XXVII

19 6 3
                                    

After what happened, I insisted that Namjoon drove me home immediately. He kept trying to change my mind the whole drive, but I ignored him for most of it.

"What happened?", Jungkook said when he saw me coming into his bedroom, looking like someone who just saw a ghost.

I just silently crawled into the bed next to him and made him put his arm around me. He didn't say anything for a few minutes and just held me tightly in his strong arms.

I turned around and put my hand on Jungkook's cheek. And as I did so, I remembered how Namjoon did the same thing to me earlier. How he held my face in his big hands, how gorgeous and intimidating he looked, how badly I had to fight the urge to kiss him.

All of a sudden, I placed my lips on Jungkook's. After a short moment of surprise, we began making out wildly. In a way, it felt like I was lying to Jungkook like I was lying to myself. But it also felt good to let go for a moment. To give someone the control over me, that I always tried to secure so desperately.

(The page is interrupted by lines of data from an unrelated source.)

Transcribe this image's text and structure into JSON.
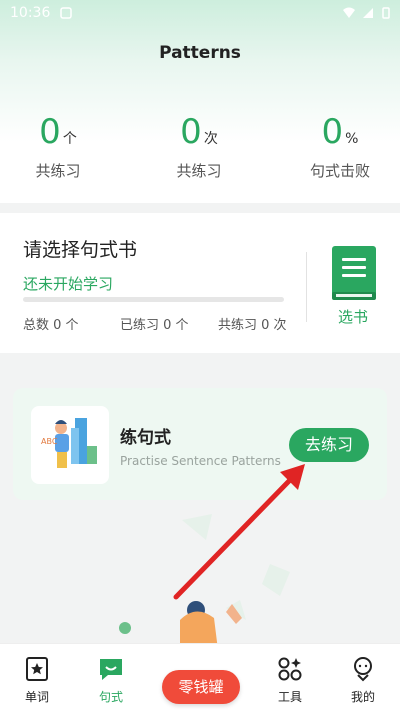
{
  "status_bar": {
    "time": "10:36"
  },
  "header": {
    "title": "Patterns"
  },
  "stats": [
    {
      "value": "0",
      "unit": "个",
      "label": "共练习"
    },
    {
      "value": "0",
      "unit": "次",
      "label": "共练习"
    },
    {
      "value": "0",
      "unit": "%",
      "label": "句式击败"
    }
  ],
  "book": {
    "title": "请选择句式书",
    "status": "还未开始学习",
    "progress": 0,
    "total_label": "总数 0 个",
    "practiced_label": "已练习 0 个",
    "times_label": "共练习 0 次",
    "select_label": "选书"
  },
  "practice": {
    "title": "练句式",
    "subtitle": "Practise Sentence Patterns",
    "button": "去练习"
  },
  "tabbar": {
    "items": [
      {
        "label": "单词",
        "icon": "bookmark-icon"
      },
      {
        "label": "句式",
        "icon": "chat-icon"
      },
      {
        "label": "工具",
        "icon": "tools-icon"
      },
      {
        "label": "我的",
        "icon": "profile-icon"
      }
    ],
    "center_label": "零钱罐"
  },
  "colors": {
    "accent": "#2aa760",
    "center": "#f04b3a",
    "arrow": "#e02424"
  }
}
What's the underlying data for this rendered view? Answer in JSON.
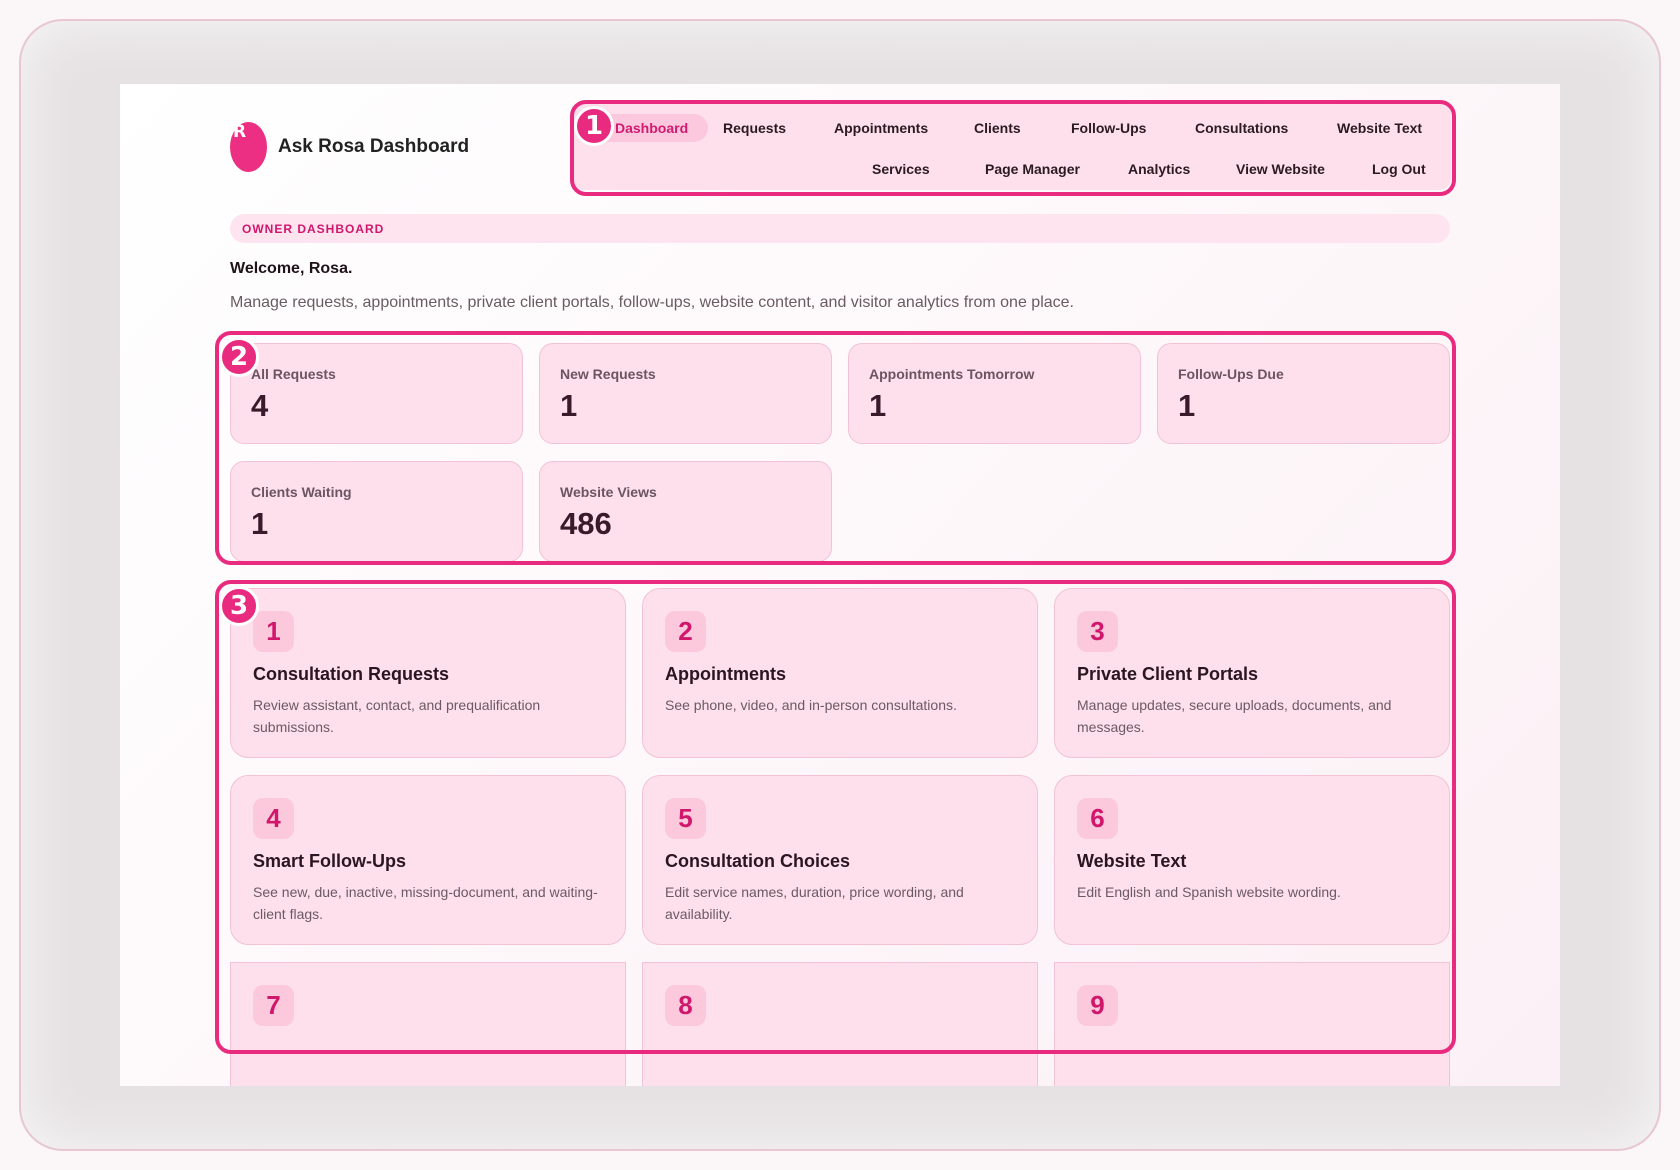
{
  "brand": {
    "logo_letter": "R",
    "name": "Ask Rosa Dashboard"
  },
  "nav": {
    "items": [
      {
        "label": "Dashboard",
        "active": true
      },
      {
        "label": "Requests"
      },
      {
        "label": "Appointments"
      },
      {
        "label": "Clients"
      },
      {
        "label": "Follow-Ups"
      },
      {
        "label": "Consultations"
      },
      {
        "label": "Website Text"
      },
      {
        "label": "Services"
      },
      {
        "label": "Page Manager"
      },
      {
        "label": "Analytics"
      },
      {
        "label": "View Website"
      },
      {
        "label": "Log Out"
      }
    ]
  },
  "header": {
    "owner_label": "OWNER DASHBOARD",
    "welcome": "Welcome, Rosa.",
    "subtitle": "Manage requests, appointments, private client portals, follow-ups, website content, and visitor analytics from one place."
  },
  "stats": [
    {
      "label": "All Requests",
      "value": "4"
    },
    {
      "label": "New Requests",
      "value": "1"
    },
    {
      "label": "Appointments Tomorrow",
      "value": "1"
    },
    {
      "label": "Follow-Ups Due",
      "value": "1"
    },
    {
      "label": "Clients Waiting",
      "value": "1"
    },
    {
      "label": "Website Views",
      "value": "486"
    }
  ],
  "tools": [
    {
      "num": "1",
      "title": "Consultation Requests",
      "desc": "Review assistant, contact, and prequalification submissions."
    },
    {
      "num": "2",
      "title": "Appointments",
      "desc": "See phone, video, and in-person consultations."
    },
    {
      "num": "3",
      "title": "Private Client Portals",
      "desc": "Manage updates, secure uploads, documents, and messages."
    },
    {
      "num": "4",
      "title": "Smart Follow-Ups",
      "desc": "See new, due, inactive, missing-document, and waiting-client flags."
    },
    {
      "num": "5",
      "title": "Consultation Choices",
      "desc": "Edit service names, duration, price wording, and availability."
    },
    {
      "num": "6",
      "title": "Website Text",
      "desc": "Edit English and Spanish website wording."
    },
    {
      "num": "7"
    },
    {
      "num": "8"
    },
    {
      "num": "9"
    }
  ],
  "markers": [
    "1",
    "2",
    "3"
  ],
  "colors": {
    "accent": "#e92b80",
    "card_bg": "#fde0ec",
    "badge_text": "#d0176c"
  }
}
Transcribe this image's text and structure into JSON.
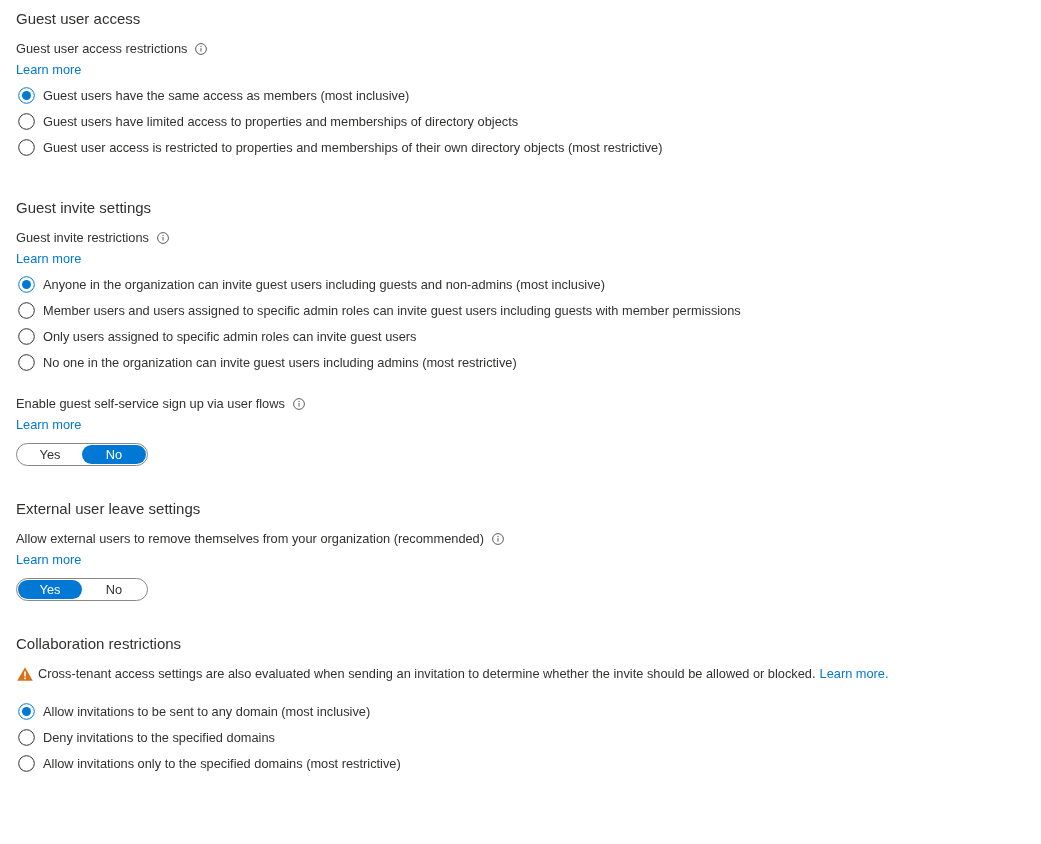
{
  "sections": [
    {
      "title": "Guest user access",
      "settings": [
        {
          "kind": "radio",
          "label": "Guest user access restrictions",
          "info_icon": true,
          "link": "Learn more",
          "options": [
            {
              "label": "Guest users have the same access as members (most inclusive)",
              "selected": true
            },
            {
              "label": "Guest users have limited access to properties and memberships of directory objects",
              "selected": false
            },
            {
              "label": "Guest user access is restricted to properties and memberships of their own directory objects (most restrictive)",
              "selected": false
            }
          ]
        }
      ]
    },
    {
      "title": "Guest invite settings",
      "settings": [
        {
          "kind": "radio",
          "label": "Guest invite restrictions",
          "info_icon": true,
          "link": "Learn more",
          "options": [
            {
              "label": "Anyone in the organization can invite guest users including guests and non-admins (most inclusive)",
              "selected": true
            },
            {
              "label": "Member users and users assigned to specific admin roles can invite guest users including guests with member permissions",
              "selected": false
            },
            {
              "label": "Only users assigned to specific admin roles can invite guest users",
              "selected": false
            },
            {
              "label": "No one in the organization can invite guest users including admins (most restrictive)",
              "selected": false
            }
          ]
        },
        {
          "kind": "toggle",
          "label": "Enable guest self-service sign up via user flows",
          "info_icon": true,
          "link": "Learn more",
          "options": [
            {
              "label": "Yes",
              "selected": false
            },
            {
              "label": "No",
              "selected": true
            }
          ]
        }
      ]
    },
    {
      "title": "External user leave settings",
      "settings": [
        {
          "kind": "toggle",
          "label": "Allow external users to remove themselves from your organization (recommended)",
          "info_icon": true,
          "link": "Learn more",
          "options": [
            {
              "label": "Yes",
              "selected": true
            },
            {
              "label": "No",
              "selected": false
            }
          ]
        }
      ]
    },
    {
      "title": "Collaboration restrictions",
      "settings": [
        {
          "kind": "notice",
          "text": "Cross-tenant access settings are also evaluated when sending an invitation to determine whether the invite should be allowed or blocked.",
          "link": "Learn more."
        },
        {
          "kind": "radio",
          "options": [
            {
              "label": "Allow invitations to be sent to any domain (most inclusive)",
              "selected": true
            },
            {
              "label": "Deny invitations to the specified domains",
              "selected": false
            },
            {
              "label": "Allow invitations only to the specified domains (most restrictive)",
              "selected": false
            }
          ]
        }
      ]
    }
  ]
}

Jungkook tried to take on the next step, but I stopped him. He seemed disappointed but he accepted it. We decided to go to sleep but the thoughts in my head didn't let me. I asked myself if I could ever have sex with my best friend. If I could ever take the place of those girls he used to invite over, just to never talk to them again after.

"Jungkook?", I whispered and heard him go "Hm?" from behind me.

"Are you really in love with me?"

The silence that just followed was way too long, which relieved me a little bit.

"I know that I feel happy with you. I feel good kissing and hugging you. I would feel good having sex with you. I don't want to be without you. That's what I know.", he calmly spoke, hugging me from behind and digging his face in my neck.

"But didn't you feel good kissing and having sex with all those girls before?", I asked.

"No."

His answer confused me but I just accepted it. It didn't make lying to him any less wrong but it just felt good knowing that Jungkook was just as confused about the thing between us as I was.

And maybe with that new view on things in mind, we would be able to work something out.